Finally, we have a for statement in the shell script to convert the payload value from above, to a raw audio file:
for payload in `cat payloads`; do IFS=:; for byte in $payload; do printf "\\x$byte" >> /jenkins/userContent/sip_1call.raw; done; done
At this point I had a raw audio file. I found a linux tool called sox that was a good fit for this conversion... so I installed it and added these lines into my script...
Sox is then invoked to convert the raw audio to a wav:
sox -t raw -r 8000 -v 4 -c 1 -U /jenkins/userContent/sip_1call.raw /jenkins/userContent/sip_1call.wav
Then I run a couple more Sox commands:
This one creates stats, which Jenkins captures in the log file of the test run:
sox /var/lib/jenkins/userContent/sip_audio_1call.wav -n stat
The stats generated will look like this:
Samples read: 15680 Length (seconds): 1.960000 Scaled by: 2147483647.0 Maximum amplitude: 0.425659 Minimum amplitude: -0.285034 Midline amplitude: 0.070313 Mean norm: 0.043354 Mean amplitude: -0.000055 RMS amplitude: 0.070984 Maximum delta: 0.243896 Minimum delta: 0.000000 Mean delta: 0.019919 RMS delta: 0.034190 Rough frequency: 613 Volume adjustment: 2.349
The two highlighted values seem to be consistent with the same audio. At this point, that's what the test assertion is based on.

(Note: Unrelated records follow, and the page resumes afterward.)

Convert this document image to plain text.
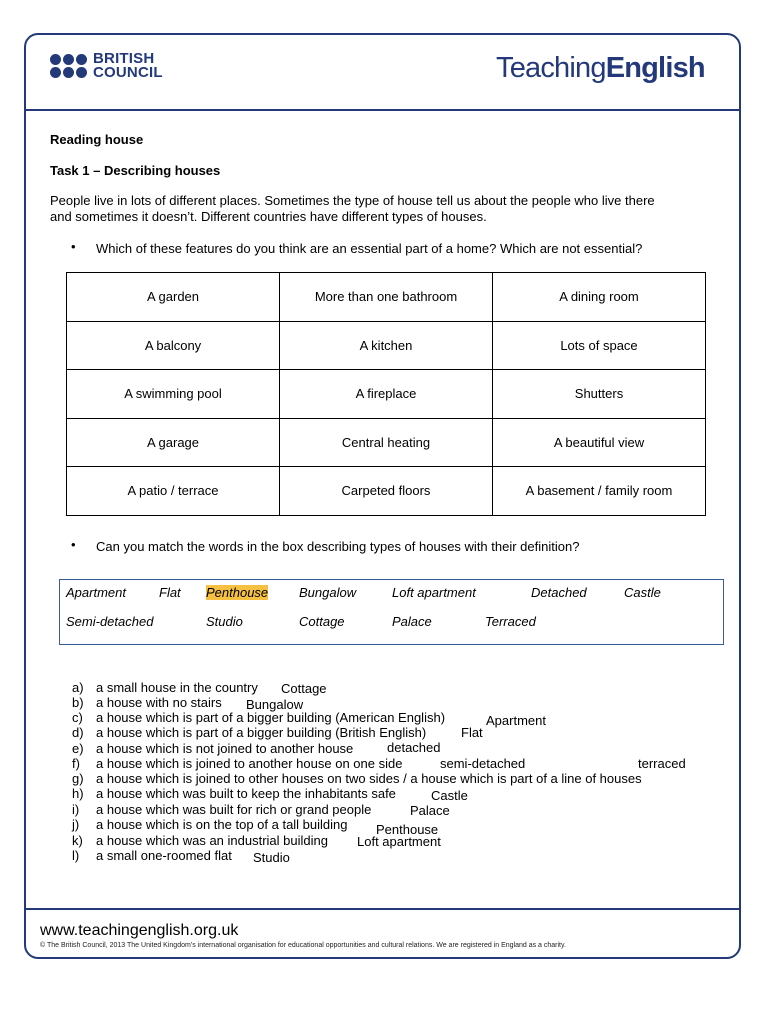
BRITISH
COUNCIL	TeachingEnglish
Reading house
Task 1 – Describing houses
People live in lots of different places. Sometimes the type of house tell us about the people who live there
and sometimes it doesn’t. Different countries have different types of houses.
• Which of these features do you think are an essential part of a home? Which are not essential?
A garden	More than one bathroom	A dining room
A balcony	A kitchen	Lots of space
A swimming pool	A fireplace	Shutters
A garage	Central heating	A beautiful view
A patio / terrace	Carpeted floors	A basement / family room
• Can you match the words in the box describing types of houses with their definition?
Apartment	Flat Penthouse Bungalow	Loft apartment	Detached	Castle
Semi-detached	Studio	Cottage	Palace	Terraced
a) a small house in the country Cottage
b) a house with no stairs Bungalow
c) a house which is part of a bigger building (American English)	Apartment
d) a house which is part of a bigger building (British English)	Flat
e) a house which is not joined to another house	detached
f) a house which is joined to another house on one side	semi-detached	terraced
g) a house which is joined to other houses on two sides / a house which is part of a line of houses
h) a house which was built to keep the inhabitants safe	Castle
i) a house which was built for rich or grand people	Palace
j) a house which is on the top of a tall building Penthouse
k) a house which was an industrial building Loft apartment
l) a small one-roomed flat Studio
www.teachingenglish.org.uk
© The British Council, 2013 The United Kingdom’s international organisation for educational opportunities and cultural relations. We are registered in England as a charity.
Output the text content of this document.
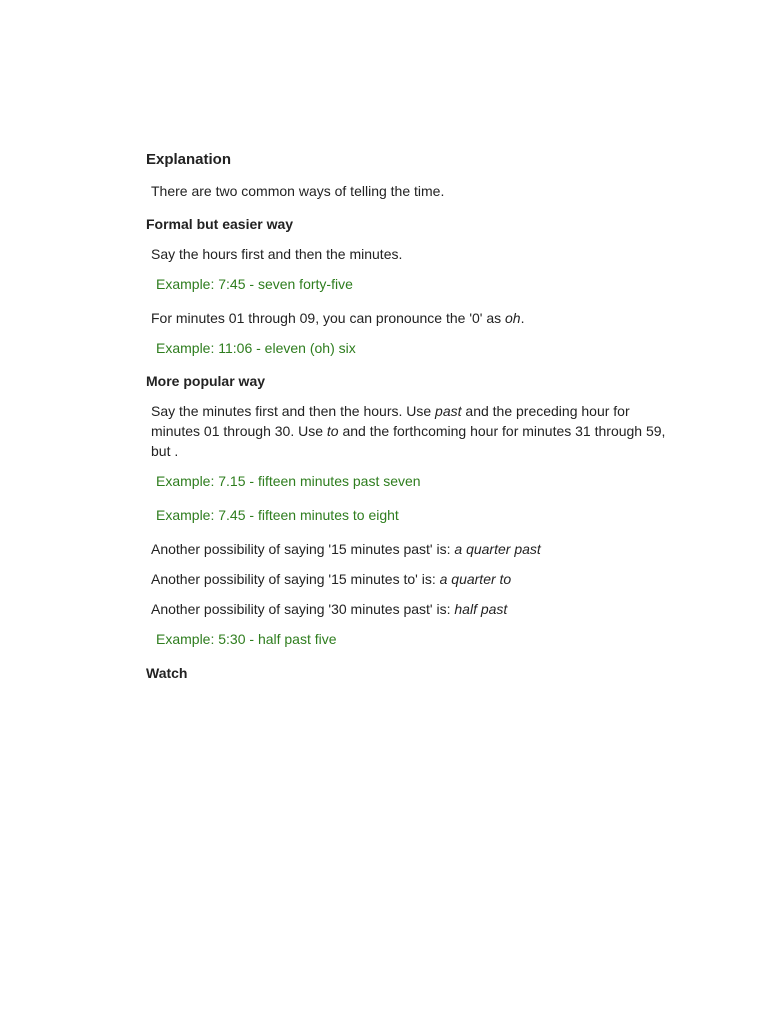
Explanation
There are two common ways of telling the time.
Formal but easier way
Say the hours first and then the minutes.
Example: 7:45 - seven forty-five
For minutes 01 through 09, you can pronounce the '0' as oh.
Example: 11:06 - eleven (oh) six
More popular way
Say the minutes first and then the hours. Use past and the preceding hour for minutes 01 through 30. Use to and the forthcoming hour for minutes 31 through 59, but .
Example: 7.15 - fifteen minutes past seven
Example: 7.45 - fifteen minutes to eight
Another possibility of saying '15 minutes past' is: a quarter past
Another possibility of saying '15 minutes to' is: a quarter to
Another possibility of saying '30 minutes past' is: half past
Example: 5:30 - half past five
Watch
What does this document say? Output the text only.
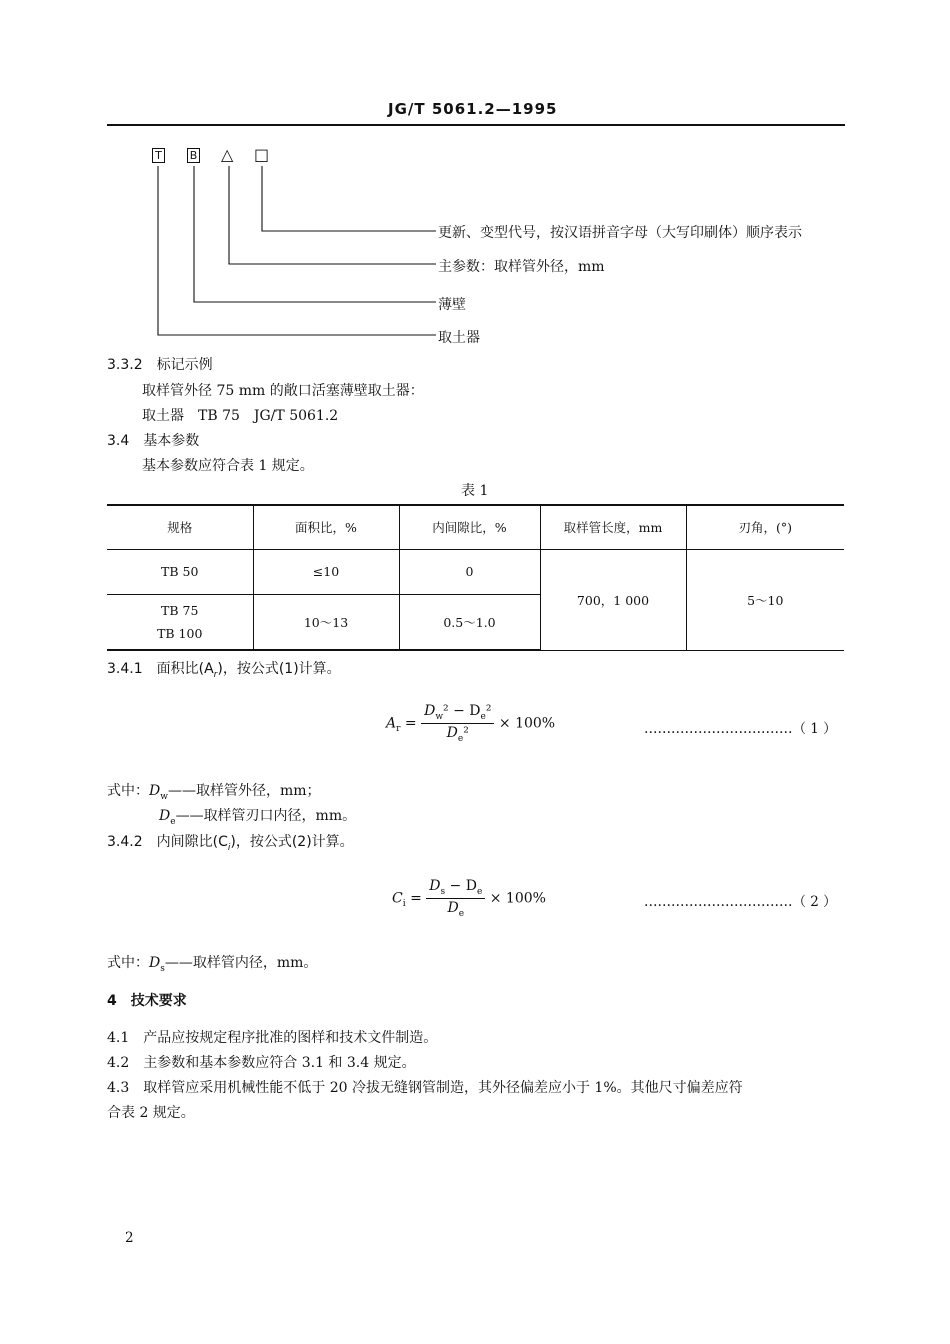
JG/T 5061.2—1995
T	B △ □
更新、变型代号，按汉语拼音字母（大写印刷体）顺序表示
主参数：取样管外径，mm
薄壁
取土器
3.3.2　标记示例
取样管外径 75 mm 的敞口活塞薄壁取土器：
取土器　TB 75　JG/T 5061.2
3.4　基本参数
基本参数应符合表 1 规定。
表 1
规格	面积比，%	内间隙比，%	取样管长度，mm	刃角，(°)
TB 50	≤10	0	700，1 000	5～10
TB 75
TB 100	10～13	0.5～1.0		
3.4.1　面积比$(A_r)$，按公式(1)计算。
$A_r = \frac{D_w^2 - D_e^2}{D_e^2} \times 100\%$	……………………………（ 1 ）
式中：$D_w——$取样管外径，mm；
$D_e——$取样管刃口内径，mm。
3.4.2　内间隙比$(C_i)$，按公式(2)计算。
$C_i = \frac{D_s - D_e}{D_e} \times 100\%$	……………………………（ 2 ）
式中：$D_s——$取样管内径，mm。
4　技术要求
4.1　产品应按规定程序批准的图样和技术文件制造。
4.2　主参数和基本参数应符合 3.1 和 3.4 规定。
4.3　取样管应采用机械性能不低于 20 冷拔无缝钢管制造，其外径偏差应小于 1%。其他尺寸偏差应符
合表 2 规定。
2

I have a better plan in the works for a future upgrade to this test. But for now, I'm using the rough frequency and max amplitude to determine the pass / fail criteria.
Is it perfect? No. It's potential for false negatives. The rough frequency *could* change, but so far it hasn't for the same audio I expect.
Spectograms
If your into spectrogram's (and who isn't?), then sox will also output one if you like, I end the shell script with this:
sox /jenkins/userContent/sip_1call.wav -n spectrogram -y 2 -l -o /jenkins/userContent/sip_1call.png
If anyone has any other tools that can pull out more data, please let me know.
The Upshot?
One shell script, called by Jenkins, running 3 tools gets this job done.Verify Audio via Speech To Text
A few people approached me and mentioned rough frequency may not remain constant as the test call goes through different hops. So I began to investigate this some more... I found this guy:http://cheateinstein.com/category-shell/using-google-voice-api-to-transcribe-audio/
he had created a way to use a shell script to send audio files to google for transcription.
I modified his script a little to work for my needs, and added a text assertion. If the text fails comparison then I exit the script with a error code, which forces jenkins to regard this as a total failure.
Here's the part I added to the bottom of my previous script:
echo "1 - Translate with SOX - Convert WAV to FLAC with 16000"
sox /jenkins/userContent/sip_audio_1call.wav input.flac rate 16k
echo "2 - Submit to Google Voice API"
wget -q -U "Mozilla/5.0" --post-file input.flac --header="Content-Type: audio/x-flac; rate=16000" -O - "http://www.google.com/speech-api/v1/recognize?lang=en-us&client=chromium" > output.ret
echo "3 - Extract recognized text"
cat output.ret | sed 's/.*utterance":"//' | sed 's/","confidence.*//' > output.txt
echo "4 - Display text"
a=`cat output.txt`
echo $a
b="tollfreeforwarding.com"
if [ "$a" = "tollfreeforwarding.com" ];
then
echo "Verified audio is tollfreeforwarding.com"
else
echo "FAIL audio is not tollfreeforwarding.com"
exit 666
fi;
In my scenario, I've seeded the phone greeting on the number that is called to be an announcement audio that says, "Toll Free Forwarding Dot Com" which google turns correctly to "tollfreeforwarding.com" and I validate against that.